Could there be a snap election?

At any time, the prime minister can ask the Queen to dissolve parliament to hold an election. The Queen could, however, refuse through a constitutional convention that allows the monarch to block a snap election in certain circumstances.

Under the so-called Lascelles Principles (which Johnson was quizzed about by the Liaison Committee today), a monarch can deny a request to dissolve parliament before an election if the existing parliament is still “vital, viable, and capable of doing its job” and she can find another prime minister who could “govern for a reasonable period with a working majority in the House of Commons”. (The third principle, that a general election would be “detrimental to the national economy”, reportedly no longer features in the Cabinet Office’s internal guidance.)

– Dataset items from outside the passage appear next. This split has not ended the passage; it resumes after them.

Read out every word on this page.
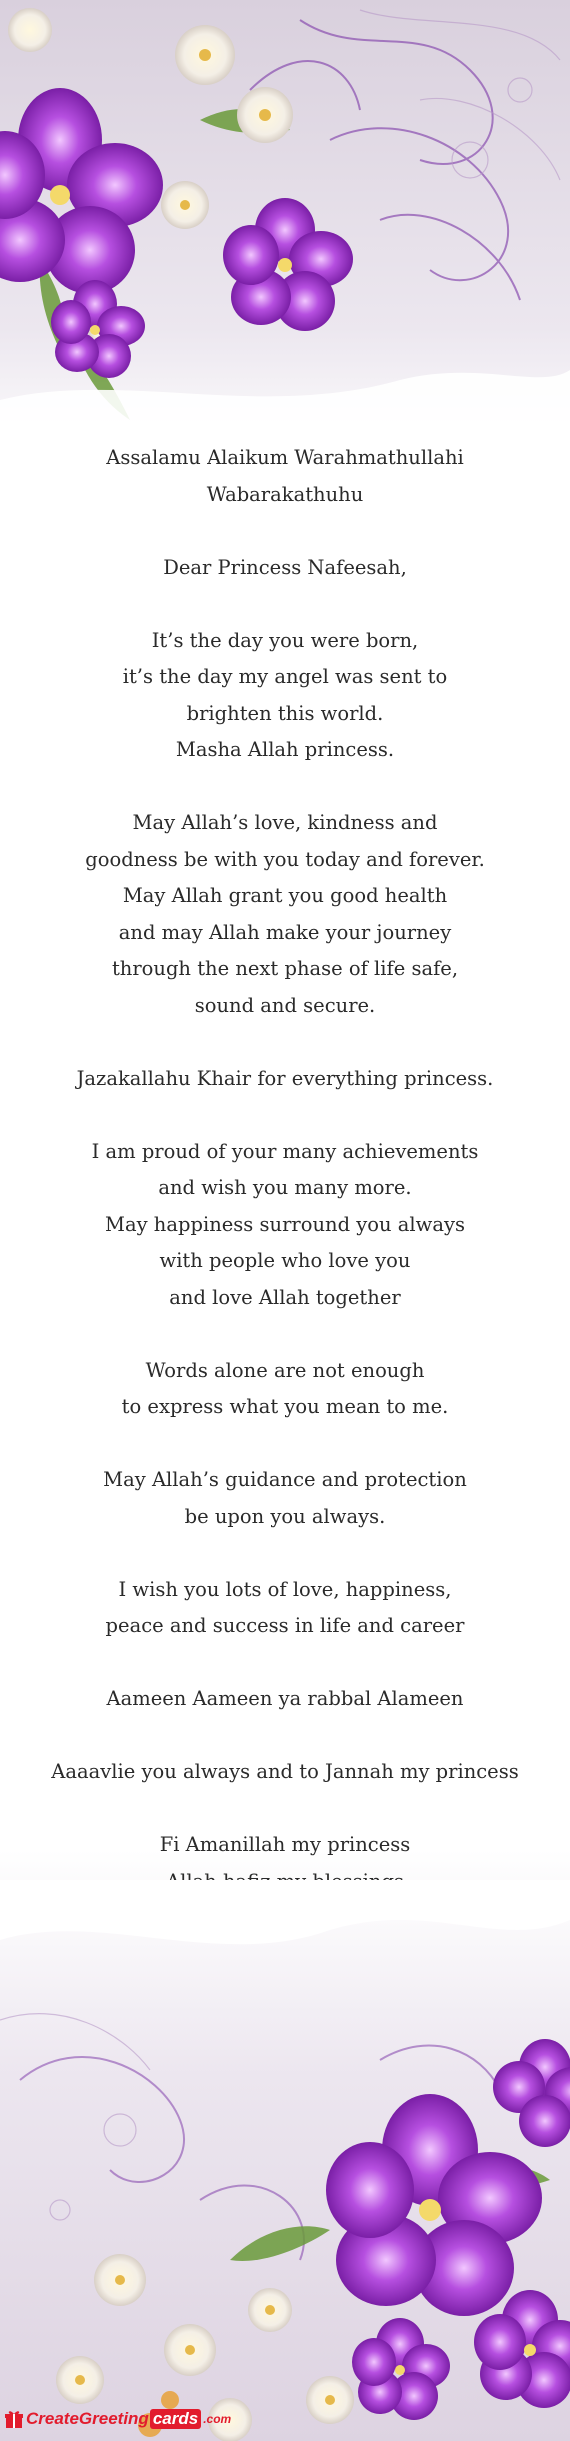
Assalamu Alaikum Warahmathullahi
Wabarakathuhu
Dear Princess Nafeesah,
It’s the day you were born,
it’s the day my angel was sent to
brighten this world.
Masha Allah princess.
May Allah’s love, kindness and
goodness be with you today and forever.
May Allah grant you good health
and may Allah make your journey
through the next phase of life safe,
sound and secure.
Jazakallahu Khair for everything princess.
I am proud of your many achievements
and wish you many more.
May happiness surround you always
with people who love you
and love Allah together
Words alone are not enough
to express what you mean to me.
May Allah’s guidance and protection
be upon you always.
I wish you lots of love, happiness,
peace and success in life and career
Aameen Aameen ya rabbal Alameen
Aaaavlie you always and to Jannah my princess
Fi Amanillah my princess
CreateGreeting cards .com
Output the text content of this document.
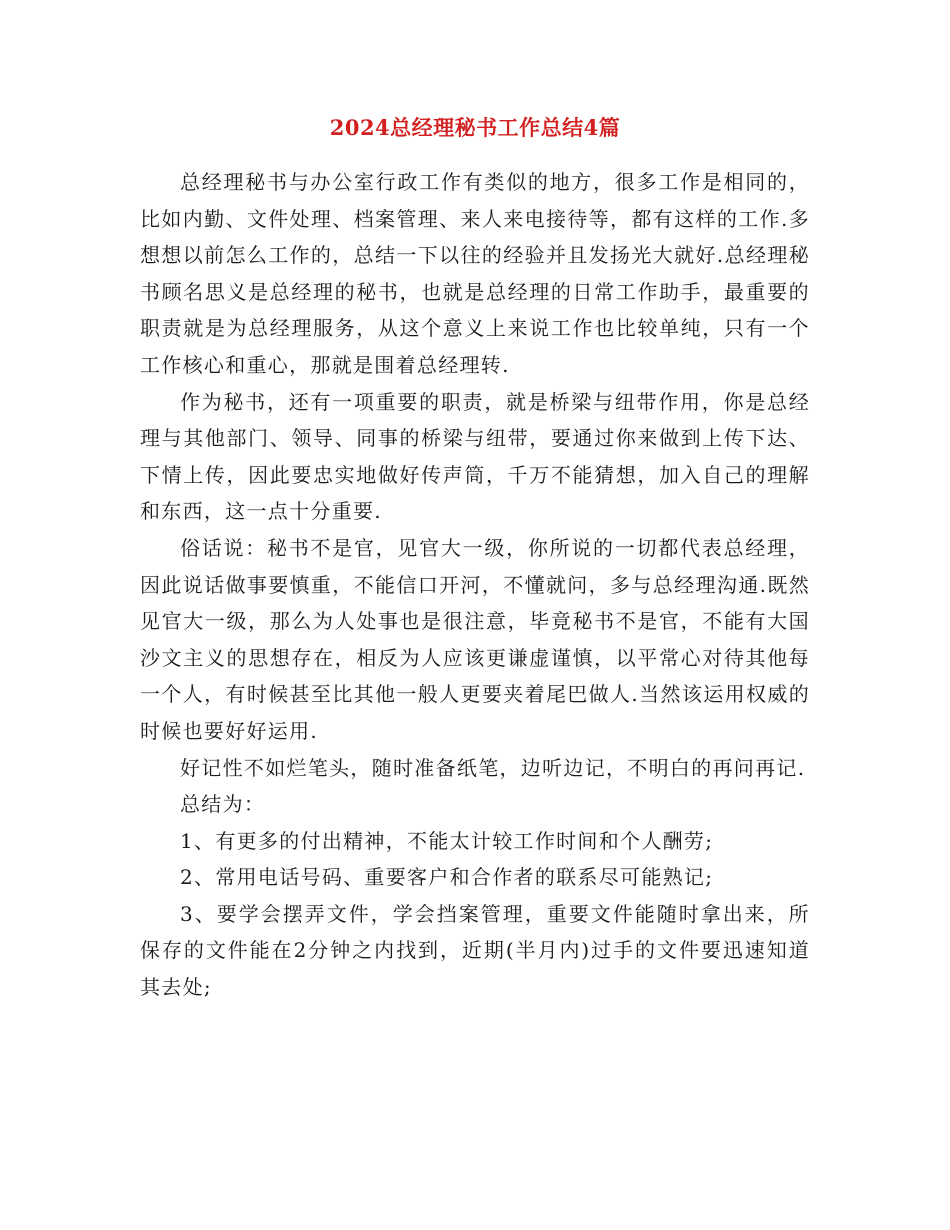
2024总经理秘书工作总结4篇

总经理秘书与办公室行政工作有类似的地方，很多工作是相同的，比如内勤、文件处理、档案管理、来人来电接待等，都有这样的工作.多想想以前怎么工作的，总结一下以往的经验并且发扬光大就好.总经理秘书顾名思义是总经理的秘书，也就是总经理的日常工作助手，最重要的职责就是为总经理服务，从这个意义上来说工作也比较单纯，只有一个工作核心和重心，那就是围着总经理转.

作为秘书，还有一项重要的职责，就是桥梁与纽带作用，你是总经理与其他部门、领导、同事的桥梁与纽带，要通过你来做到上传下达、下情上传，因此要忠实地做好传声筒，千万不能猜想，加入自己的理解和东西，这一点十分重要.

俗话说：秘书不是官，见官大一级，你所说的一切都代表总经理，因此说话做事要慎重，不能信口开河，不懂就问，多与总经理沟通.既然见官大一级，那么为人处事也是很注意，毕竟秘书不是官，不能有大国沙文主义的思想存在，相反为人应该更谦虚谨慎，以平常心对待其他每一个人，有时候甚至比其他一般人更要夹着尾巴做人.当然该运用权威的时候也要好好运用.

好记性不如烂笔头，随时准备纸笔，边听边记，不明白的再问再记.

总结为：

1、有更多的付出精神，不能太计较工作时间和个人酬劳;

2、常用电话号码、重要客户和合作者的联系尽可能熟记;

3、要学会摆弄文件，学会挡案管理，重要文件能随时拿出来，所保存的文件能在2分钟之内找到，近期(半月内)过手的文件要迅速知道其去处;
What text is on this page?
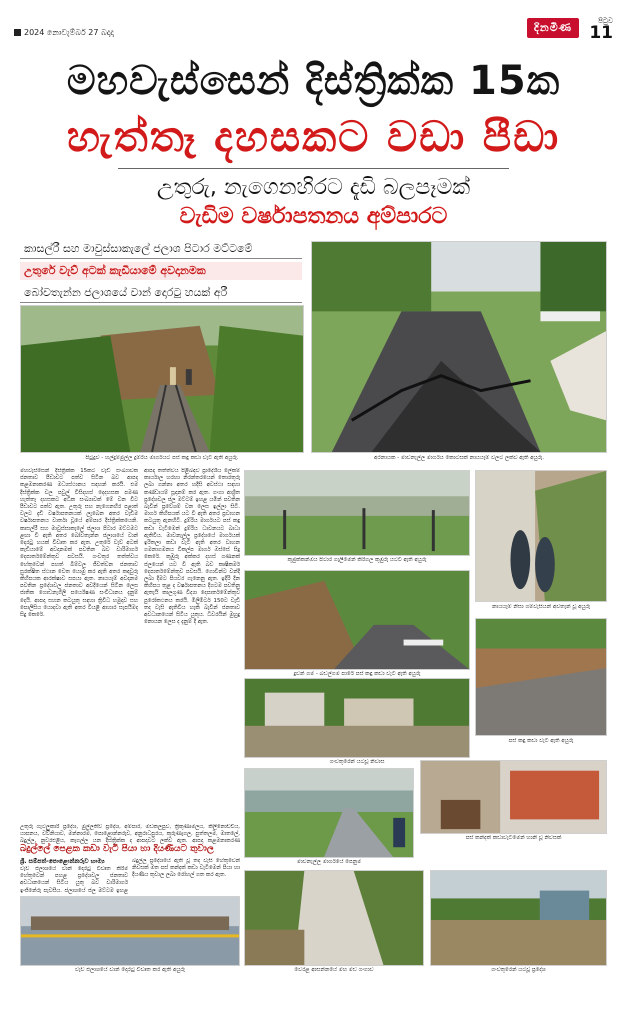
2024 නොවැම්බර් 27 බදාදා	දිනමිණ	පිටුව
11
මහවැස්සෙන් දිස්ත්‍රික්ක 15ක
හැත්තෑ දහසකට වඩා පීඩා
උතුරු, නැගෙනහිරට දැඩි බලපෑමක්
වැඩිම වර්ෂාපතනය අම්පාරට
කාසල්රී සහ මාවුස්සාකැලේ ජලාශ පිටාර මට්ටමේ
උතුරේ වැව් අටක් කැඩීයාමේ අවදානමක
බෝවතැන්න ජලාශයේ වාන් දොරටු හයක් අරී
පිටුදුව - හල්දුම්මුල්ල දුම්රිය මාර්ගයට පස් කඳු කඩා වැටී ඇති අයුරු.	අරනායක - මාවනැල්ල මාර්ගය කොටසක් නායයෑම් වලට ලක්ව ඇති අයුරු.
මහවැස්සෙන් දිස්ත්‍රික්ක 15කට වැඩි සංඛ්‍යාවක ජනතාව පීඩාවට පත්ව සිටින බව ආපදා කළමනාකරණ මධ්‍යස්ථානය සඳහන් කරයි. එම දිස්ත්‍රික්ක වල පවුල් විසිදහස් දෙදහසක පමණ හැත්තෑ දහසකට අධික සංඛ්‍යාවක් මේ වන විට පීඩාවට පත්ව ඇත. උතුරු සහ නැගෙනහිර පළාත් වලට දැඩි වර්ෂාපතනයක් ලැබෙන අතර වැඩිම වර්ෂාපතනය වාර්තා වූයේ අම්පාර දිස්ත්‍රික්කයෙනි. කාසල්රී සහ මාවුස්සාකැලේ ජලාශ පිටාර මට්ටමට ළඟා වී ඇති අතර බෝවතැන්න ජලාශයේ වාන් දොරටු හයක් විවෘත කර ඇත. උතුරේ වැව් අටක් කැඩීයාමේ අවදානමක් පවතින බව වාරිමාර්ග දෙපාර්තමේන්තුව පවසයි. ගංවතුර තත්ත්වය හේතුවෙන් පහත් බිම්වල ජීවත්වන ජනතාව සුරක්ෂිත ස්ථාන වෙත යොමු කර ඇති අතර කඳවුරු කිහිපයක ආරක්ෂාව සපයා ඇත. නායයෑම් අවදානම පවතින ප්‍රදේශවල ජනතාව අවදියෙන් සිටින ලෙස ජාතික ගොඩනැගිලි පර්යේෂණ සංවිධානය දැනුම් දෙයි. ආපදා සහන කටයුතු සඳහා ත්‍රිවිධ හමුදාව සහ පොලිසිය යොදවා ඇති අතර වියළි ආහාර සැපයීමද සිදු කෙරේ.
ආපදා තත්ත්වය පිළිබඳව ප්‍රාදේශීය ලේකම් කාර්යාල හරහා නිරන්තරයෙන් තොරතුරු ලබා ගන්නා අතර හදිසි අවස්ථා සඳහා කණ්ඩායම් සූදානම් කර ඇත. ගංගා ආශ්‍රිත ප්‍රදේශවල ජල මට්ටම් ඉහළ යමින් පවතින බැවින් ප්‍රවේශම් වන ලෙස ඉල්ලා සිටී. මාර්ග කිහිපයක් යට වී ඇති අතර ප්‍රවාහන කටයුතු ඇනහිටී. දුම්රිය මාර්ගයට පස් කඳු කඩා වැටීමෙන් දුම්රිය ධාවනයට බාධා ඇතිවිය. මාවනැල්ල ප්‍රදේශයේ මාර්ගයක් ඉරිතලා කඩා වැටී ඇති අතර වාහන ගමනාගමනය විකල්ප මාර්ග ඔස්සේ සිදු කෙරේ. කුඹුරු අක්කර දහස් ගණනක් ජලයෙන් යට වී ඇති බව කෘෂිකර්ම දෙපාර්තමේන්තුව පවසයි. ගොවීන්ට වන්දි ලබා දීමට පියවර ගැනෙනු ඇත. ඉදිරි දින කිහිපය තුළ ද වර්ෂාපතනය දිගටම පවතිනු ඇතැයි කාලගුණ විද්‍යා දෙපාර්තමේන්තුව පුරෝකථනය කරයි. මිලිමීටර් 150ට වැඩි තද වැසි ඇතිවිය හැකි බැවින් ජනතාව අවධානයෙන් සිටිය යුතුය. ධීවරයින් මුහුදු නොයන ලෙස ද දැනුම් දී ඇත.
උතුරු ගැටලුකාරී ප්‍රදේශ, මුල්ලතිව් ප්‍රදේශ, අම්පාර, මඩකලපුව, ත්‍රිකුණාමලය, කිලිනොච්චිය, යාපනය, වව්නියාව, මන්නාරම, පොළොන්නරුව, අනුරාධපුරය, කුරුණෑගල, පුත්තලම, මාතලේ, බදුල්ල, නුවරඑළිය, කෑගල්ල යන දිස්ත්‍රික්ක ද ආපදාවට ලක්ව ඇත. ආපදා කළමනාකරණ
කුඹුක්කන්ඔය පිටාර ගැලීමෙන් කිරිගල කුඹුරු යටවී ඇති අයුරු
නායයෑම් නිසා ගම්වැසියන් අවතැන් වූ අයුරු
දුවන් ගම - බඩල්ගම පාරේ පස් කඳු කඩා වැටී ඇති අයුරු
පස් කඳු කඩා වැටී ඇති අයුරු
ගංවතුරෙන් යටවූ නිවාස
මාවනැල්ල මාර්ගයේ පෙනුම
පස් කන්දක් කඩාවැටීමෙන් හානි වූ නිවසක්
බදුල්ලේ පෙළක කඩා වැටී පියා හා දියණියට තුවාල
ශ්‍රී. සම්පත්-පොළොන්නරුව හාම්‍ය
වැව් ජලාශයේ වාන් දොරටු විවෘත කිරීම හේතුවෙන් පහළ ප්‍රදේශවල ජනතාව අවධානයෙන් සිටිය යුතු බව වාරිමාර්ග ඉංජිනේරු පැවසීය. ජලාශයේ ජල මට්ටම ඉහළ
බදුල්ල ප්‍රදේශයේ ඇති වූ තද වැසි හේතුවෙන් නිවසක් මත පස් කන්දක් කඩා වැටීමෙන් පියා හා දියණිය තුවාල ලබා රෝහල් ගත කර ඇත.
වැව් ජලාශයේ වාන් දොරටු විවෘත කර ඇති අයුරු	වෙරළ ආසන්නයේ මහ මඩ ගංගාව	ගංවතුරෙන් යටවූ ප්‍රදේශ
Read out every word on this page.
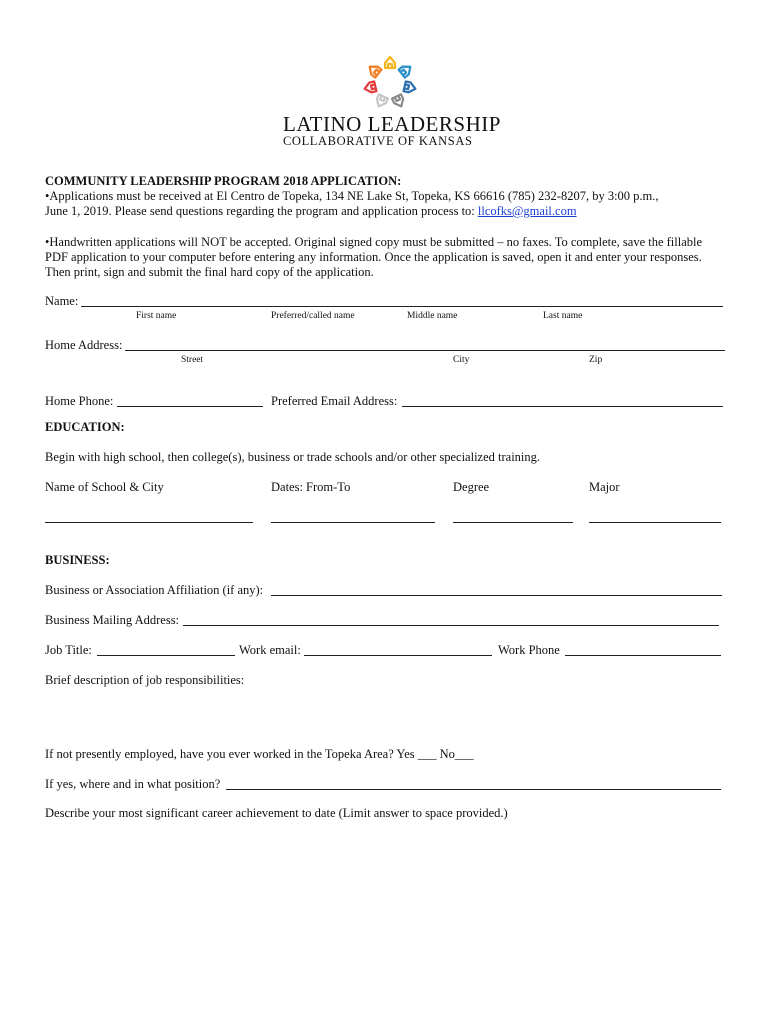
LATINO LEADERSHIP
COLLABORATIVE OF KANSAS
COMMUNITY LEADERSHIP PROGRAM 2018 APPLICATION:
•Applications must be received at El Centro de Topeka, 134 NE Lake St, Topeka, KS 66616 (785) 232-8207, by 3:00 p.m.,
June 1, 2019. Please send questions regarding the program and application process to: llcofks@gmail.com
•Handwritten applications will NOT be accepted. Original signed copy must be submitted – no faxes. To complete, save the fillable
PDF application to your computer before entering any information. Once the application is saved, open it and enter your responses.
Then print, sign and submit the final hard copy of the application.
Name:
First name	Preferred/called name	Middle name	Last name
Home Address:
Street	City	Zip
Home Phone:	Preferred Email Address:
EDUCATION:
Begin with high school, then college(s), business or trade schools and/or other specialized training.
Name of School & City	Dates: From-To	Degree	Major
BUSINESS:
Business or Association Affiliation (if any):
Business Mailing Address:
Job Title:	Work email:	Work Phone
Brief description of job responsibilities:
If not presently employed, have you ever worked in the Topeka Area? Yes ___ No___
If yes, where and in what position?
Describe your most significant career achievement to date (Limit answer to space provided.)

In reality, as my colleague Harry Lambert pointed out on the New Statesman podcast, it is unlikely that Johnson would reach this point. The 1922 Committee of back-bench Tory MPs would find a way to immediately meet and expedite a second vote of no confidence in the Prime Minister before he had a chance to go the Palace, he argues.

Who would win a general election today?

As my colleague Ben Walker writes at our polling and data site, State of the Nation, “if an election was held now it would be reasonable to assume, once tactical voting is accounted for, that Labour would win a slim majority”.

The New Statesman’s Britain Predicts model, which doesn’t account for tactical voting, has Labour on 306 seats, with the Tories suffering big losses in marginal constituencies and suburban, commuter-belt seats in the south and east of England.

Starmer also leads public opinion as the preferred prime minister (something Ed Miliband never managed) and for likeability, while Labour now leads on which party is best to manage the economy too: all key metrics for winning general elections.